Possibile ben dire che si è materializzato un punto di riferimento nazionale e intercategoriale per tutti coloro che stanno subendo e subiranno gli effetti devastanti di questa crisi sociale, sanitaria ed economica: un punto di riferimento che, invece di limitarsi ad evocare l’estetica del conflitto, prova a praticarlo.
So bene che la crisi sarà drammatica: centinaia di migliaia di lavoratori precari già hanno perso il lavoro, altri licenziamenti di massa sono in arrivo, l’aumento del tasso di sfruttamento sui luoghi di lavoro è già lampante, e la riorganizzazione dei processi di lavoro in atto (telelavoro, Smart Working, economia di piattaforma) già manifesta i suoi caratteri antiproletari.
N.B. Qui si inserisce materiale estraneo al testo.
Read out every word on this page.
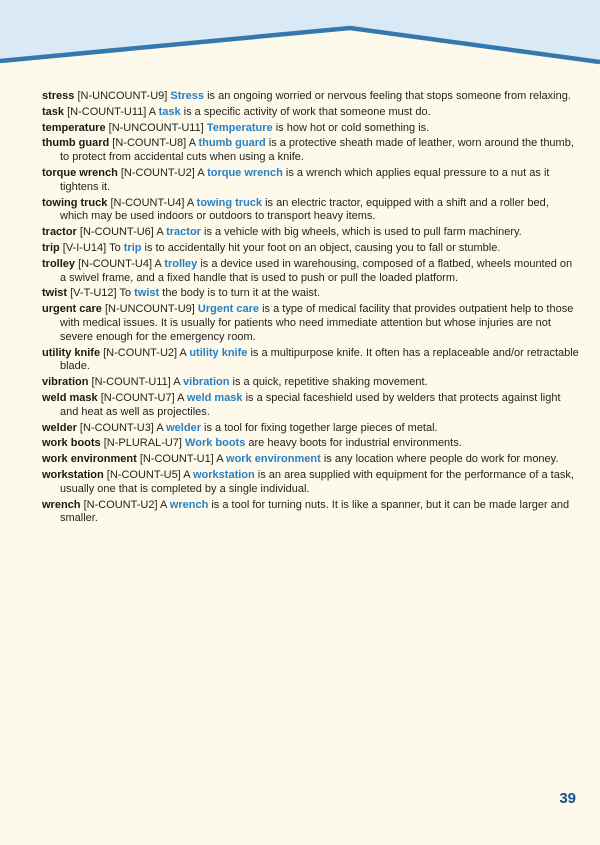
stress [N-UNCOUNT-U9] Stress is an ongoing worried or nervous feeling that stops someone from relaxing.

task [N-COUNT-U11] A task is a specific activity of work that someone must do.

temperature [N-UNCOUNT-U11] Temperature is how hot or cold something is.

thumb guard [N-COUNT-U8] A thumb guard is a protective sheath made of leather, worn around the thumb, to protect from accidental cuts when using a knife.

torque wrench [N-COUNT-U2] A torque wrench is a wrench which applies equal pressure to a nut as it tightens it.

towing truck [N-COUNT-U4] A towing truck is an electric tractor, equipped with a shift and a roller bed, which may be used indoors or outdoors to transport heavy items.

tractor [N-COUNT-U6] A tractor is a vehicle with big wheels, which is used to pull farm machinery.

trip [V-I-U14] To trip is to accidentally hit your foot on an object, causing you to fall or stumble.

trolley [N-COUNT-U4] A trolley is a device used in warehousing, composed of a flatbed, wheels mounted on a swivel frame, and a fixed handle that is used to push or pull the loaded platform.

twist [V-T-U12] To twist the body is to turn it at the waist.

urgent care [N-UNCOUNT-U9] Urgent care is a type of medical facility that provides outpatient help to those with medical issues. It is usually for patients who need immediate attention but whose injuries are not severe enough for the emergency room.

utility knife [N-COUNT-U2] A utility knife is a multipurpose knife. It often has a replaceable and/or retractable blade.

vibration [N-COUNT-U11] A vibration is a quick, repetitive shaking movement.

weld mask [N-COUNT-U7] A weld mask is a special faceshield used by welders that protects against light and heat as well as projectiles.

welder [N-COUNT-U3] A welder is a tool for fixing together large pieces of metal.

work boots [N-PLURAL-U7] Work boots are heavy boots for industrial environments.

work environment [N-COUNT-U1] A work environment is any location where people do work for money.

workstation [N-COUNT-U5] A workstation is an area supplied with equipment for the performance of a task, usually one that is completed by a single individual.

wrench [N-COUNT-U2] A wrench is a tool for turning nuts. It is like a spanner, but it can be made larger and smaller.

39
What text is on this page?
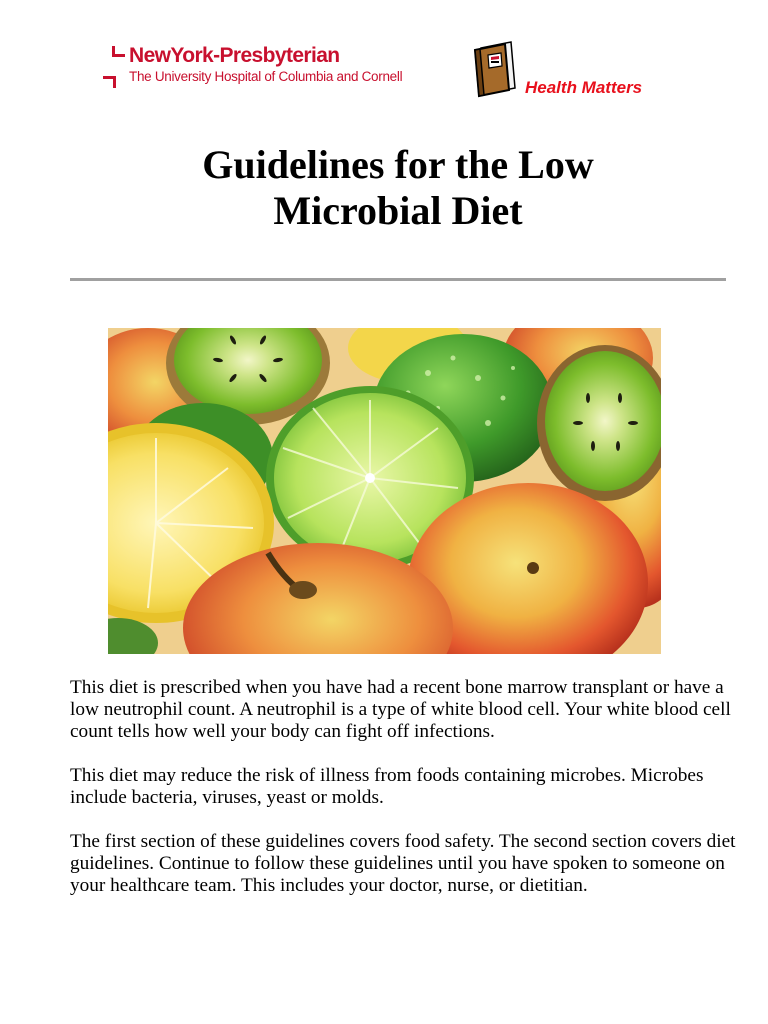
NewYork-Presbyterian
The University Hospital of Columbia and Cornell
Health Matters
Guidelines for the Low
Microbial Diet

This diet is prescribed when you have had a recent bone marrow transplant or have a low neutrophil count. A neutrophil is a type of white blood cell. Your white blood cell count tells how well your body can fight off infections.

This diet may reduce the risk of illness from foods containing microbes. Microbes include bacteria, viruses, yeast or molds.

The first section of these guidelines covers food safety. The second section covers diet guidelines. Continue to follow these guidelines until you have spoken to someone on your healthcare team. This includes your doctor, nurse, or dietitian.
Ecco in quest’ottica, la mobilitazione in corso nella filiera FEDEX-TNT, che si è espressa in scioperi e azioni di lotta in gran parte dei magazzini italiani nella stessa giornata del 29 e si sta collegando con le lotte in corso nel Belgio e in gran parte d’Europa contro i pesanti piani di ristrutturazione padronali, è un esempio indicativo degli scenari a cui andremo incontro.
Il supporto alle lotte, alle mobilitazioni reali stanno ponendo al centro del dibattito le parole d’ordine che possono favorire la polarizzazione dello scontro di classe, chiarire che “non stiamo sulla stessa barca” e che è necessario opporsi alle pratiche economiche imposte da Confindustria.
Dobbiamo cogliere la risposta data dalla combattività e dalla tenacia di decine di migliaia di lavoratori e lavoratrici per allargare il fronte di lotta.
Le lotte di questo tempo non lasciano spazio né alla rassegnazione, né
all’autoreferenzialità. La sfida di fronte a noi è ardua, ma abbiamo la determinazione per essere all’altezza di questa. Gli spazi ci sono.
Questo sistema non è mai stato così evidentemente in crisi a garantire anche solo la vita e la sopravvivenza di milioni di donne e uomini. Le contraddizioni sociali si acuiscono ogni giorno di più, non solo in Italia ma su scala internazionale come dimostrano le mobilitazioni di questi mesi dagli Stati Uniti, all’India.
Ѐ arrivato anche qui il momento di buttare via la paura e tornare ad essere noi a far tremare i padroni e i loro governi.
Non è più comprensibile il timore e la timidezza con cui si è affrontata questa fase, occorre riprendere la via maestra del conflitto e non perdersi nella denuncia dell’emergenza, senza accorgersi dei margini di azione che ci offre.
Un’altra prospettiva è possibile, ed è quello che ci racconta la lotta dei lavoratori TNT-FEDEX e lo sciopero generale e generalizzato del 29 gennaio.